Over-Threshold Multiparty Private Set Intersection for Collaborative Network Intrusion Detection
Arpaci, Boutaba, Kerschbaum
An important function of collaborative network intrusion detection is to analyze the network logs of the collaborators for joint IP addresses. However, sharing IP addresses in plain is sensitive and may be even subject to privacy legislation as it is personally identifiable information. In this paper, we present the privacy-preserving collection of IP addresses. We propose a single collector, over-threshold private set intersection protocol. In this protocol $N$ participants identify the IP addresses that appear in at least $t$ participant's sets without revealing any information about other IP addresses. Using a novel hashing scheme, we reduce the computational complexity of the previous state-of-the-art solution from $O(M(N \log{M}/t)^{2t})$ to $O(t^2M\binom{N}{t})$, where $M$ denotes the dataset size. This reduction makes it practically feasible to apply our protocol to real network logs. We test our protocol using joint networks logs of multiple institutions. Additionally, we present two deployment options: a collusion-safe deployment, which provides stronger security guarantees at the cost of increased communication overhead, and a non-interactive deployment, which assumes a non-colluding collector but offers significantly lower communication costs and applicable to many use cases of collaborative network intrusion detection similar to ours.
academic
Over-Threshold Multiparty Private Set Intersection for Collaborative Network Intrusion Detection
A critical function in collaborative network intrusion detection is analyzing network logs from collaborators to identify common IP addresses. However, sharing IP addresses in plaintext is sensitive and may be constrained by privacy legislation, as it constitutes personally identifiable information. This paper proposes a privacy-preserving collection method for IP addresses through a single-aggregator, over-threshold private set intersection protocol. In this protocol, N participants identify IP addresses appearing in at least t participants' sets without revealing any information about other IP addresses. Through a novel hashing scheme, the computational complexity of the previous state-of-the-art solution is reduced from O(M(NlogM/t)2t) to O(t2M(tN)), where M denotes the dataset size. This reduction makes applying the protocol to real network logs practically feasible.

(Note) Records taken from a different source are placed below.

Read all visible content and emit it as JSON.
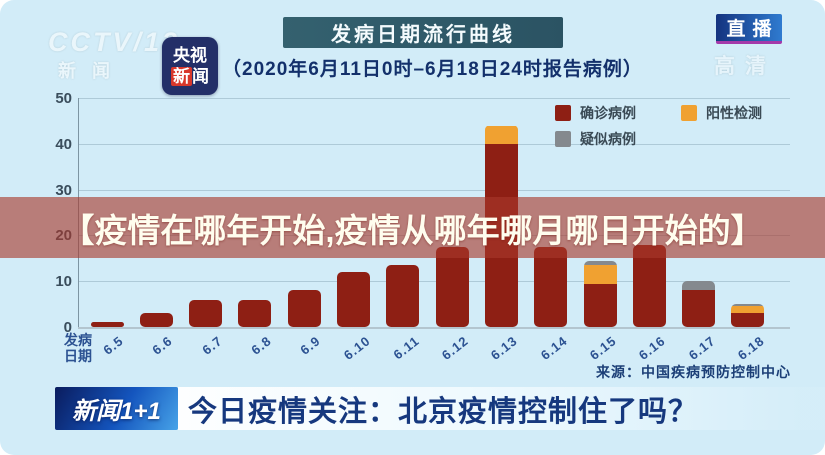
{
  "header": {
    "watermark_line1": "CCTV/13",
    "watermark_line2": "新闻",
    "app_badge": {
      "line1": "央视",
      "line2_hl": "新",
      "line2_rest": "闻"
    },
    "title": "发病日期流行曲线",
    "subtitle": "（2020年6月11日0时–6月18日24时报告病例）",
    "live_badge": "直播",
    "hd_watermark": "高清"
  },
  "overlay_caption": "【疫情在哪年开始,疫情从哪年哪月哪日开始的】",
  "chart_data": {
    "type": "bar",
    "stacked": true,
    "title": "发病日期流行曲线",
    "subtitle": "（2020年6月11日0时–6月18日24时报告病例）",
    "xlabel": "发病日期",
    "xlabel_lines": [
      "发病",
      "日期"
    ],
    "ylabel": "",
    "ylim": [
      0,
      50
    ],
    "yticks": [
      0,
      10,
      20,
      30,
      40,
      50
    ],
    "grid": true,
    "legend_position": "top-right",
    "categories": [
      "6.5",
      "6.6",
      "6.7",
      "6.8",
      "6.9",
      "6.10",
      "6.11",
      "6.12",
      "6.13",
      "6.14",
      "6.15",
      "6.16",
      "6.17",
      "6.18"
    ],
    "series": [
      {
        "name": "确诊病例",
        "color": "#8e1f14",
        "values": [
          1,
          3,
          6,
          6,
          8,
          12,
          13.5,
          17.5,
          40,
          17.5,
          9.5,
          18,
          8,
          3
        ]
      },
      {
        "name": "阳性检测",
        "color": "#f0a131",
        "values": [
          0,
          0,
          0,
          0,
          0,
          0,
          0,
          0,
          4,
          0,
          4,
          0,
          0,
          1.5
        ]
      },
      {
        "name": "疑似病例",
        "color": "#84898e",
        "values": [
          0,
          0,
          0,
          0,
          0,
          0,
          0,
          0,
          0,
          0,
          1,
          0,
          2,
          0.5
        ]
      }
    ]
  },
  "source_note": "来源：中国疾病预防控制中心",
  "footer": {
    "logo": "新闻1+1",
    "headline": "今日疫情关注：北京疫情控制住了吗？"
  },
  "colors": {
    "background": "#d2ecf8",
    "confirmed": "#8e1f14",
    "positive": "#f0a131",
    "suspected": "#84898e",
    "caption_band": "rgba(168,57,44,0.62)",
    "headline_navy": "#16387e",
    "title_bar": "#2f5a68"
  }
}
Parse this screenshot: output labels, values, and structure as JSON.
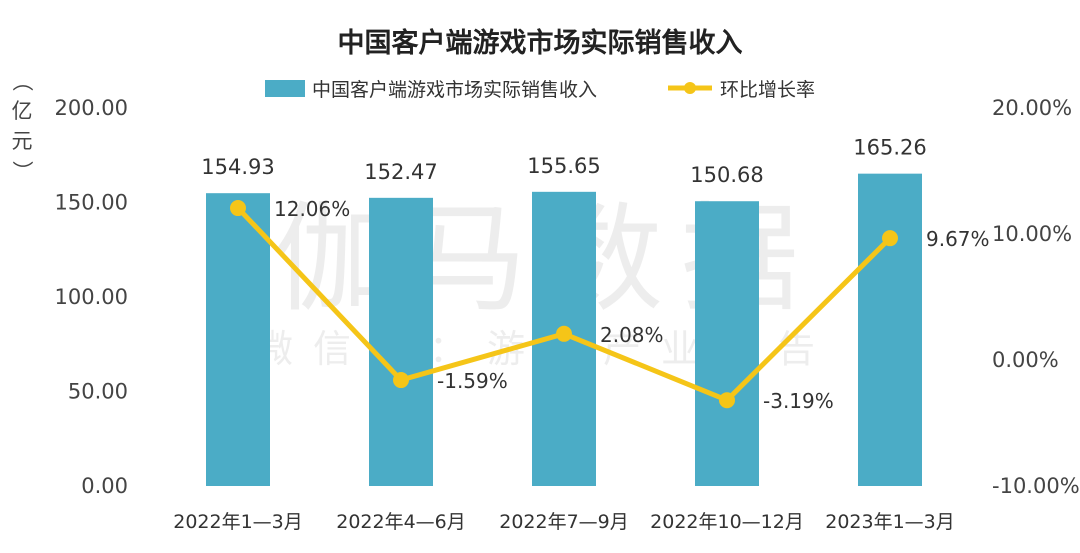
{
  "chart_data": {
    "type": "bar+line",
    "title": "中国客户端游戏市场实际销售收入",
    "categories": [
      "2022年1—3月",
      "2022年4—6月",
      "2022年7—9月",
      "2022年10—12月",
      "2023年1—3月"
    ],
    "series": [
      {
        "name": "中国客户端游戏市场实际销售收入",
        "type": "bar",
        "axis": "left",
        "values": [
          154.93,
          152.47,
          155.65,
          150.68,
          165.26
        ],
        "labels": [
          "154.93",
          "152.47",
          "155.65",
          "150.68",
          "165.26"
        ],
        "color": "#4BACC6"
      },
      {
        "name": "环比增长率",
        "type": "line",
        "axis": "right",
        "values": [
          12.06,
          -1.59,
          2.08,
          -3.19,
          9.67
        ],
        "labels": [
          "12.06%",
          "-1.59%",
          "2.08%",
          "-3.19%",
          "9.67%"
        ],
        "color": "#F5C518"
      }
    ],
    "y_left": {
      "label": "（亿元）",
      "ylim": [
        0,
        200
      ],
      "ticks": [
        0,
        50,
        100,
        150,
        200
      ],
      "tick_labels": [
        "0.00",
        "50.00",
        "100.00",
        "150.00",
        "200.00"
      ]
    },
    "y_right": {
      "ylim": [
        -10,
        20
      ],
      "ticks": [
        -10,
        0,
        10,
        20
      ],
      "tick_labels": [
        "-10.00%",
        "0.00%",
        "10.00%",
        "20.00%"
      ]
    },
    "legend_position": "top",
    "grid": false
  },
  "watermark": {
    "line1": "伽马数据",
    "line2": "微信号：游戏产业报告"
  }
}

The core challenge in collaborative network intrusion detection is identifying multi-institutional attacks while preserving privacy. Research demonstrates that 75% of institutional attacks spread to a second institution within one day, with over 40% spreading within one hour. Attackers typically exploit a small number of external IP addresses to simultaneously attack multiple institutions. If an external IP connects to at least t institutions within a specific time window, it can be classified as malicious with 95% recall.
Novel Hashing Scheme: Proposes an innovative hashing algorithm reducing computational complexity from O(M(N logM/t)²ᵗ) to O(t²M(N choose t)), achieving linear complexity in M
Practical Enhancement: Enables the protocol to handle real-scale network logs, completing detection within 170 seconds for 33 participating institutions with up to 144,045 IPs
Dual Deployment Options:
Collusion-resistant deployment: Provides stronger security guarantees but higher communication overhead
Non-interactive deployment: Assumes non-colluding aggregator, significantly reducing communication costs
Security Proof: Proves protocol security under the semi-honest multiparty computation model
Practical Validation: Evaluation using real network logs from the CANARIE IDS project
This paper cites 53 relevant references spanning cryptography, network security, and multiparty computation, providing solid theoretical foundation and comprehensive technical background.
Overall Assessment: This is a high-quality applied cryptography paper achieving excellent balance between theoretical innovation and practical application. The proposed hashing scheme represents significant theoretical breakthrough while demonstrating substantial practical value. The paper provides comprehensive experimental validation and rigorous security analysis, making important technical contributions to collaborative network security.